Nach der Entdeckung eines kleinen Mädchens in einem Roma-Lager in Griechenland hat ein Gericht die falschen Eltern der Kindesentführung beschuldigt. Der Fall zeigt auch, wie leicht die griechischen Behörden den Betrug beim Kindergeld machen.

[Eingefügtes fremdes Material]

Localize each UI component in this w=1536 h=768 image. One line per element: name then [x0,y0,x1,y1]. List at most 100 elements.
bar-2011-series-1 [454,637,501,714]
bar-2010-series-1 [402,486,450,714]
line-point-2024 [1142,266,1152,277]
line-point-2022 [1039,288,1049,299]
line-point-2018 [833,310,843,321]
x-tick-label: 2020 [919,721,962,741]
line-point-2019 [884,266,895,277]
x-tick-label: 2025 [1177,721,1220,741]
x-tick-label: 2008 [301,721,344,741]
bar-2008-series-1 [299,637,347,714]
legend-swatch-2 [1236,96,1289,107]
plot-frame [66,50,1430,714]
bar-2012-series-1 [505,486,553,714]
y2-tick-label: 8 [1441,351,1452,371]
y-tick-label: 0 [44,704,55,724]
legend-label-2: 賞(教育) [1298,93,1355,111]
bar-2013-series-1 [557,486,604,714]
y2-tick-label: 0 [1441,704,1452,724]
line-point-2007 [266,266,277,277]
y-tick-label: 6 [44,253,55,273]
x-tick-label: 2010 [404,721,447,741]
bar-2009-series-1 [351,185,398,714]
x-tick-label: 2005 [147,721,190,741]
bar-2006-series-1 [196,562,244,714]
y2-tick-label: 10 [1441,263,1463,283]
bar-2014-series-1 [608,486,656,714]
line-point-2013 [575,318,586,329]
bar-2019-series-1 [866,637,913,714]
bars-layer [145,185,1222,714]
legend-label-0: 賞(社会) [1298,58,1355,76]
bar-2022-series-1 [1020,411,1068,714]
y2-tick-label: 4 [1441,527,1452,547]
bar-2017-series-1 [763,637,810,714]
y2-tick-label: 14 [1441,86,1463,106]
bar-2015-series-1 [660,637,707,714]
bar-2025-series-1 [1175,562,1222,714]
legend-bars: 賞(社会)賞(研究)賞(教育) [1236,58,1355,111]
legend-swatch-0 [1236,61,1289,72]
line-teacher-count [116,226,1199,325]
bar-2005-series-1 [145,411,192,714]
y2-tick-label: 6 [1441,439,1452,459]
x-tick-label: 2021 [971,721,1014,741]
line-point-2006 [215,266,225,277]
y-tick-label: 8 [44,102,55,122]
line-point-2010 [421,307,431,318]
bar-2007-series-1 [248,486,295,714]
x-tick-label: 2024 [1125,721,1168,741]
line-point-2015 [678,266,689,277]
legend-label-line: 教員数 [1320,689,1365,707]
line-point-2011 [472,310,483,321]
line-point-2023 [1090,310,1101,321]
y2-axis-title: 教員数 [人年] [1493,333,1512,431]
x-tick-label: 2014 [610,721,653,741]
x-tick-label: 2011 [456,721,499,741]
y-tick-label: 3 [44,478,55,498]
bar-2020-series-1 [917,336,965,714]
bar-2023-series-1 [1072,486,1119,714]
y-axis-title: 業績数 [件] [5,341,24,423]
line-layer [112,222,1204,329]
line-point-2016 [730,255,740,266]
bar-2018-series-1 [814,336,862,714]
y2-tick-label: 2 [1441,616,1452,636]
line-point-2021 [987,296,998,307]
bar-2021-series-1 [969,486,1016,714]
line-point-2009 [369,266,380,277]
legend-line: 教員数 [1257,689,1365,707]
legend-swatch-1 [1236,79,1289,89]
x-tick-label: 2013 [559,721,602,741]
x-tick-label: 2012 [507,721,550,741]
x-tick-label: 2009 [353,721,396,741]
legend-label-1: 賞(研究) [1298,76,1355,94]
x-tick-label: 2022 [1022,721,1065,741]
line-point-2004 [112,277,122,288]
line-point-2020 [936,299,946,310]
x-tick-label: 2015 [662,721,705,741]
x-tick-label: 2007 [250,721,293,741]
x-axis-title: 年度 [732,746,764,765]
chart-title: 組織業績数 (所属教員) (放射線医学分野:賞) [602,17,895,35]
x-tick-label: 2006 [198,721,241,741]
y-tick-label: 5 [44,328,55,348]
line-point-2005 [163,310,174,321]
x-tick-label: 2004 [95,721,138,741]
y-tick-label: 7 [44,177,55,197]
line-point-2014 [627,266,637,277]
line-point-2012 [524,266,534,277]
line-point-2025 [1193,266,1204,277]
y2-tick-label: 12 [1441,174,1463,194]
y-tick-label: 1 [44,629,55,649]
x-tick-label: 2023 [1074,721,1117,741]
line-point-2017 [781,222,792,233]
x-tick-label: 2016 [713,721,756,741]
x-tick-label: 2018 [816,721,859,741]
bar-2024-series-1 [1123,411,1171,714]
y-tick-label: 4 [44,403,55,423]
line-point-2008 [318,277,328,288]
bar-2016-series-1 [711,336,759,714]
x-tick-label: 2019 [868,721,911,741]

Athen- Wer ist das blonde Mädchen aus dem Roma-Lager, wo sind die Eltern des mindestens fünfjährigen Kindes, das auf den Namen Maria hört? Rund 8000 telefonische Anfragen hat die Hilfsorganisation „Das Lächeln des Kindes“, in deren Obhut sich das kleine Mädchen seit dem Wochenende befindet, bereits bekommen. Mehr als 200 000 Mal wurde in den vergangenen Tagen die Internetseite der Organisation besucht, und Ehepaare aus sieben Ländern haben DNA-Proben nach Griechenland geschickt – in der Hoffnung, dass es sich bei der kleinen Maria um ihre vermisste Tochter handelt. Aber immer noch ist die Geschichte des „blonden Engels ohne Identität“, so die Zeitung „Ta Nea“, ein Rätsel.

 

Polizisten hatten das Kind vergangene Woche während einer Routine-Razzia bei einer Roma-Familie im mittelgriechischen Farsala entdeckt. Das Roma-Paar gab das blonde Kind zunächst als sein eigenes aus, was aber durch Genanalysen widerlegt wurde. Die 40-jährige Frau und ihr 39 Jahre alter Mann befinden sich in Untersuchungshaft. Sie wurden am Montagmittag dem Ermittlungsrichter vorgeführt. In den bisherigen Vernehmungen verwickelten sich die Eheleute in immer neue Widersprüche: Mal erklärten sie, das Kind stamme aus einer außerehelichen Affäre der Mutter mit einem kanadischen Touristen, dann hieß es, sie hätten das Kind vor einem Supermarkt gefunden. Eine weitere Version, die beide nun vor dem Richter angaben, lautet: eine junge Mutter habe ihnen das Neugeborene anvertraut, weil sie es nicht selbst versorgen konnte. Gegen das Paar wird nun wegen Kindesentführung und Kinderhandel ermittelt. Nachbarn aus der Siedlung bestätigten unterdessen, das Kind stamme von einem Roma-Paar aus Bulgarien. Es habe die Tochter abgegeben, weil es bereits fünf Kinder hatte.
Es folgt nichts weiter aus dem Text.